Imagen que muestra dos pantallas de ordenador repletas de información

Infoxicación. Cuando el exceso de información nos desinforma

Nos despertamos y ya tenemos un mensaje en un grupo de Whatsapp hablando del coronavirus. Vamos a desayunar y el informativo matutino nos da la última hora del coronavirus. Leemos la prensa o encendemos la radio y ahí lo tenemos, el coronavirus. Coronavirus, coronavirus, coronavirus. 

La sobreinformación es uno de los peligros que el Covid-19 ha introducido en nuestra dieta mediática. Sin restar importancia a esta pandemia que ha sacudido el mundo y nuestra forma de vida, tenemos que aprender a acercarnos a ella de una manera más sana. En este post abordamos el fenómeno y os damos alguno de los consejos que los profesionales recomiendan para superarlo.

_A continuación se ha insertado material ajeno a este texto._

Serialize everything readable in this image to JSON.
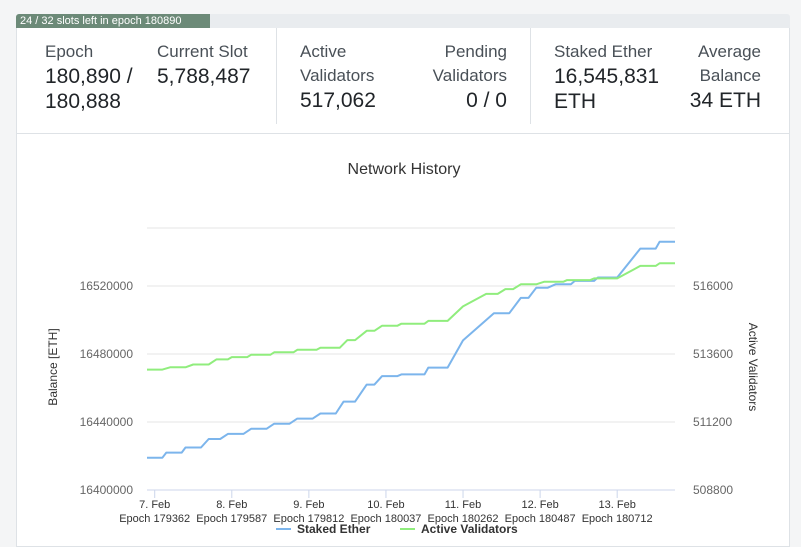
{
  "progress": {
    "label": "24 / 32 slots left in epoch 180890",
    "fraction": 0.25
  },
  "stats": {
    "epoch": {
      "label": "Epoch",
      "value_line1": "180,890 /",
      "value_line2": "180,888"
    },
    "current_slot": {
      "label": "Current Slot",
      "value": "5,788,487"
    },
    "active_validators": {
      "label_line1": "Active",
      "label_line2": "Validators",
      "value": "517,062"
    },
    "pending_validators": {
      "label_line1": "Pending",
      "label_line2": "Validators",
      "value": "0 / 0"
    },
    "staked_ether": {
      "label": "Staked Ether",
      "value_line1": "16,545,831",
      "value_line2": "ETH"
    },
    "average_balance": {
      "label_line1": "Average",
      "label_line2": "Balance",
      "value": "34 ETH"
    }
  },
  "chart_data": {
    "type": "line",
    "title": "Network History",
    "ylabel_left": "Balance [ETH]",
    "ylabel_right": "Active Validators",
    "x_range": [
      6.9,
      13.75
    ],
    "x_ticks": [
      {
        "x": 7,
        "line1": "7. Feb",
        "line2": "Epoch 179362"
      },
      {
        "x": 8,
        "line1": "8. Feb",
        "line2": "Epoch 179587"
      },
      {
        "x": 9,
        "line1": "9. Feb",
        "line2": "Epoch 179812"
      },
      {
        "x": 10,
        "line1": "10. Feb",
        "line2": "Epoch 180037"
      },
      {
        "x": 11,
        "line1": "11. Feb",
        "line2": "Epoch 180262"
      },
      {
        "x": 12,
        "line1": "12. Feb",
        "line2": "Epoch 180487"
      },
      {
        "x": 13,
        "line1": "13. Feb",
        "line2": "Epoch 180712"
      }
    ],
    "y_left": {
      "range": [
        16400000,
        16560000
      ],
      "ticks": [
        "16400000",
        "16440000",
        "16480000",
        "16520000"
      ]
    },
    "y_right": {
      "range": [
        508800,
        518400
      ],
      "ticks": [
        "508800",
        "511200",
        "513600",
        "516000"
      ]
    },
    "grid": true,
    "legend_position": "bottom",
    "series": [
      {
        "name": "Staked Ether",
        "axis": "left",
        "color": "#7cb5ec",
        "points": [
          [
            6.9,
            16419000
          ],
          [
            7.1,
            16419000
          ],
          [
            7.15,
            16422000
          ],
          [
            7.35,
            16422000
          ],
          [
            7.4,
            16425000
          ],
          [
            7.6,
            16425000
          ],
          [
            7.7,
            16430000
          ],
          [
            7.85,
            16430000
          ],
          [
            7.95,
            16433000
          ],
          [
            8.15,
            16433000
          ],
          [
            8.25,
            16436000
          ],
          [
            8.45,
            16436000
          ],
          [
            8.55,
            16439000
          ],
          [
            8.75,
            16439000
          ],
          [
            8.85,
            16442000
          ],
          [
            9.05,
            16442000
          ],
          [
            9.15,
            16445000
          ],
          [
            9.35,
            16445000
          ],
          [
            9.45,
            16452000
          ],
          [
            9.6,
            16452000
          ],
          [
            9.75,
            16462000
          ],
          [
            9.85,
            16462000
          ],
          [
            9.95,
            16467000
          ],
          [
            10.15,
            16467000
          ],
          [
            10.2,
            16468000
          ],
          [
            10.5,
            16468000
          ],
          [
            10.55,
            16472000
          ],
          [
            10.8,
            16472000
          ],
          [
            11.0,
            16488000
          ],
          [
            11.4,
            16504000
          ],
          [
            11.6,
            16504000
          ],
          [
            11.75,
            16513000
          ],
          [
            11.85,
            16513000
          ],
          [
            11.95,
            16519000
          ],
          [
            12.1,
            16519000
          ],
          [
            12.2,
            16521000
          ],
          [
            12.4,
            16521000
          ],
          [
            12.45,
            16523000
          ],
          [
            12.7,
            16523000
          ],
          [
            12.75,
            16525000
          ],
          [
            13.0,
            16525000
          ],
          [
            13.3,
            16542000
          ],
          [
            13.5,
            16542000
          ],
          [
            13.55,
            16546000
          ],
          [
            13.75,
            16546000
          ]
        ]
      },
      {
        "name": "Active Validators",
        "axis": "right",
        "color": "#90ed7d",
        "points": [
          [
            6.9,
            513050
          ],
          [
            7.1,
            513050
          ],
          [
            7.2,
            513130
          ],
          [
            7.4,
            513130
          ],
          [
            7.5,
            513230
          ],
          [
            7.7,
            513230
          ],
          [
            7.8,
            513410
          ],
          [
            7.95,
            513410
          ],
          [
            8.0,
            513490
          ],
          [
            8.2,
            513490
          ],
          [
            8.25,
            513570
          ],
          [
            8.5,
            513570
          ],
          [
            8.55,
            513660
          ],
          [
            8.8,
            513660
          ],
          [
            8.85,
            513750
          ],
          [
            9.1,
            513750
          ],
          [
            9.15,
            513820
          ],
          [
            9.4,
            513820
          ],
          [
            9.5,
            514090
          ],
          [
            9.6,
            514090
          ],
          [
            9.75,
            514420
          ],
          [
            9.85,
            514420
          ],
          [
            9.95,
            514600
          ],
          [
            10.15,
            514600
          ],
          [
            10.2,
            514670
          ],
          [
            10.5,
            514670
          ],
          [
            10.55,
            514770
          ],
          [
            10.8,
            514770
          ],
          [
            11.0,
            515280
          ],
          [
            11.3,
            515720
          ],
          [
            11.45,
            515720
          ],
          [
            11.55,
            515890
          ],
          [
            11.65,
            515890
          ],
          [
            11.75,
            516060
          ],
          [
            11.95,
            516060
          ],
          [
            12.05,
            516150
          ],
          [
            12.3,
            516150
          ],
          [
            12.35,
            516210
          ],
          [
            12.65,
            516210
          ],
          [
            12.7,
            516270
          ],
          [
            13.0,
            516270
          ],
          [
            13.3,
            516710
          ],
          [
            13.5,
            516710
          ],
          [
            13.55,
            516800
          ],
          [
            13.75,
            516800
          ]
        ]
      }
    ]
  }
}
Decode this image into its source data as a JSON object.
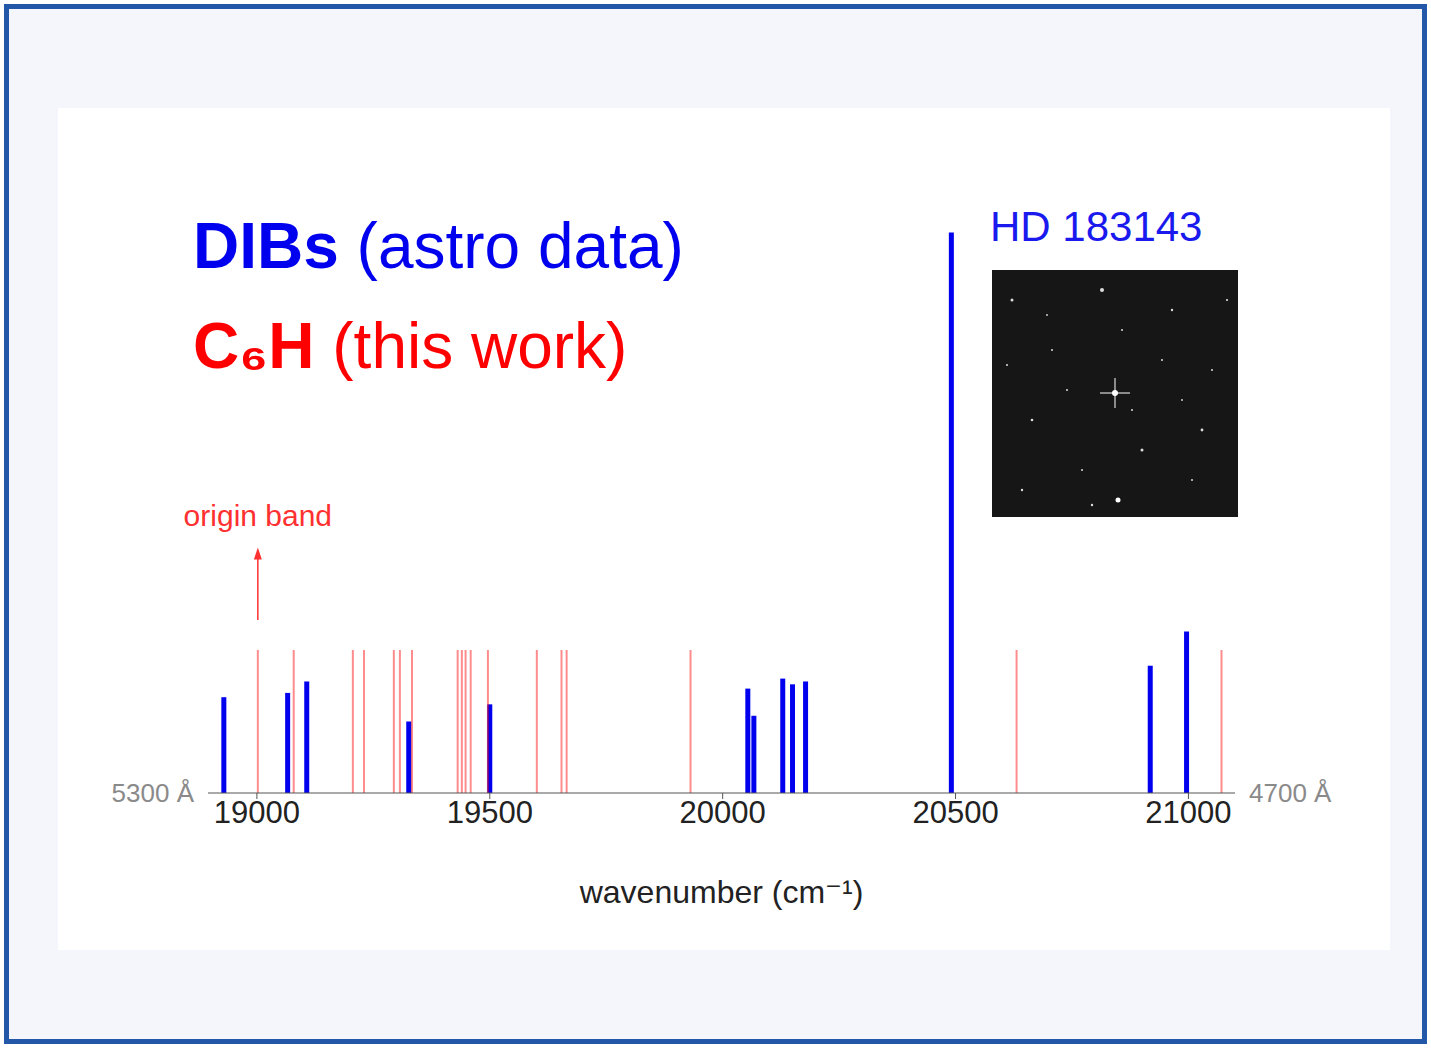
{
  "chart_data": {
    "type": "stick",
    "xlabel": "wavenumber (cm⁻¹)",
    "xlim": [
      18895,
      21100
    ],
    "xticks": [
      19000,
      19500,
      20000,
      20500,
      21000
    ],
    "ylim": [
      0,
      4
    ],
    "tick_labels": "x",
    "legend": "upper left",
    "series": [
      {
        "name": "DIBs (astro data)",
        "color": "#0000ee",
        "x": [
          18929,
          19066,
          19107,
          19326,
          19500,
          20054,
          20067,
          20129,
          20150,
          20178,
          20491,
          20918,
          20996
        ],
        "values": [
          0.67,
          0.7,
          0.78,
          0.5,
          0.62,
          0.73,
          0.54,
          0.8,
          0.76,
          0.78,
          3.92,
          0.89,
          1.13
        ]
      },
      {
        "name": "C₆H (this work)",
        "color": "#ff0000",
        "x": [
          19002,
          19079,
          19206,
          19230,
          19294,
          19307,
          19333,
          19431,
          19440,
          19448,
          19459,
          19496,
          19601,
          19654,
          19665,
          19931,
          20631,
          21071
        ],
        "values": [
          1,
          1,
          1,
          1,
          1,
          1,
          1,
          1,
          1,
          1,
          1,
          1,
          1,
          1,
          1,
          1,
          1,
          1
        ]
      }
    ],
    "annotations": [
      {
        "text": "origin band",
        "x": 19002,
        "y": 1.66,
        "color": "#ff3030"
      },
      {
        "text": "HD 183143",
        "color": "#1a1aee"
      },
      {
        "text": "5300 Å",
        "x": 18895,
        "y": 0,
        "color": "#8a8a8a"
      },
      {
        "text": "4700 Å",
        "x": 21100,
        "y": 0,
        "color": "#8a8a8a"
      }
    ]
  }
}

La infoxicación como pandemia

El físico Alfons Cornellá bautizó con el nombre de ‘Infoxicación’ a nuestra forma de existencia hiperconectada e instantánea. Este estilo de vida, atento permanentemente a las alertas en las pantallas, se ha agravado ahora con el confinamiento. Dicha forma de acceder a la información se ha convertido en uno de los mayores problemas de nuestro tiempo, pues igual de muerto está quien muere de sed –aquí sería un no informado- como quien muere ahogado.

Los peligros de la sobreinformación llevaron al director general de la Organización Mundial de la Salud (OMS), Tedros Adhanom, a escribir un artículo de opinión publicado el pasado 18 de febrero en periódico El País. Adhanom habla de la necesidad de hacer frente a la ‘Infodemia’, una suerte de brote de desinformación que se expande a gran velocidad y agrava los efectos del virus a nivel mundial. Los bulos, los rumores y las noticias falsas dibujarían el cuadro clínico de esta enfermedad.

Las principales empresas de redes sociales como Google, Facebook o Youtube, han puesto de su parte para hacer frente a este mal.  Sus ingenieros están modificando los motores de búsqueda para que sus usuarios puedan acceder de manera rápida e intuitiva a la página web de la OMS. De esta manera todos los usuarios tienen acceso rápido a información fiable sobre el tema

En el artículo, el director general de la OMS lanzó esta recomendación: “El curso del brote del coronavirus dependerá de la medida en que se haga llegar la información correcta a la gente que lo necesita. Sea prudente en divulgar información, tenga cuidado con las entradas a las que accede en Internet y no dé alas a los troles”.

Sin embargo, el peligro de la sobreinformación no viene solo por las mentiras de toda la vida, ahora viralizadas, sino que nuestra conexión constante a los medios de comunicación tradicionales también puede llegar a ser perjudicial.

Ordenador con mucha gente en pantalla sobre fondo de imágenes de personas


¿Como combatimos la sobreinformación?

Los expertos recomiendan planificar y limitar nuestro consumo de información. El primer paso sería cortar el flujo permanente de información que incluimos en nuestra dieta mediática. Dejemos de actualizar constantemente nuestras redes sociales y olvidémonos de la ultimísima hora sobre el coronavirus. Tenemos que dar importancia a las noticias que lo merecen, hacer más caso de los resúmenes y menos del minuto a minuto. Un par o tres de conexiones diarias a los medios de comunicación y fuentes de información fiables es suficiente para estar bien informado.

 

Sabemos que es difícil escapar al canto de las sirenas que son las redes sociales, todavía más estando todo el día encerrados en casa, pero hacer caso de estas recomendaciones nos ayudará a evitar el estrés que puede producir el exceso de información y también contribuirá a que estemos mejor informados. Escapa de la ‘Infoxicación’.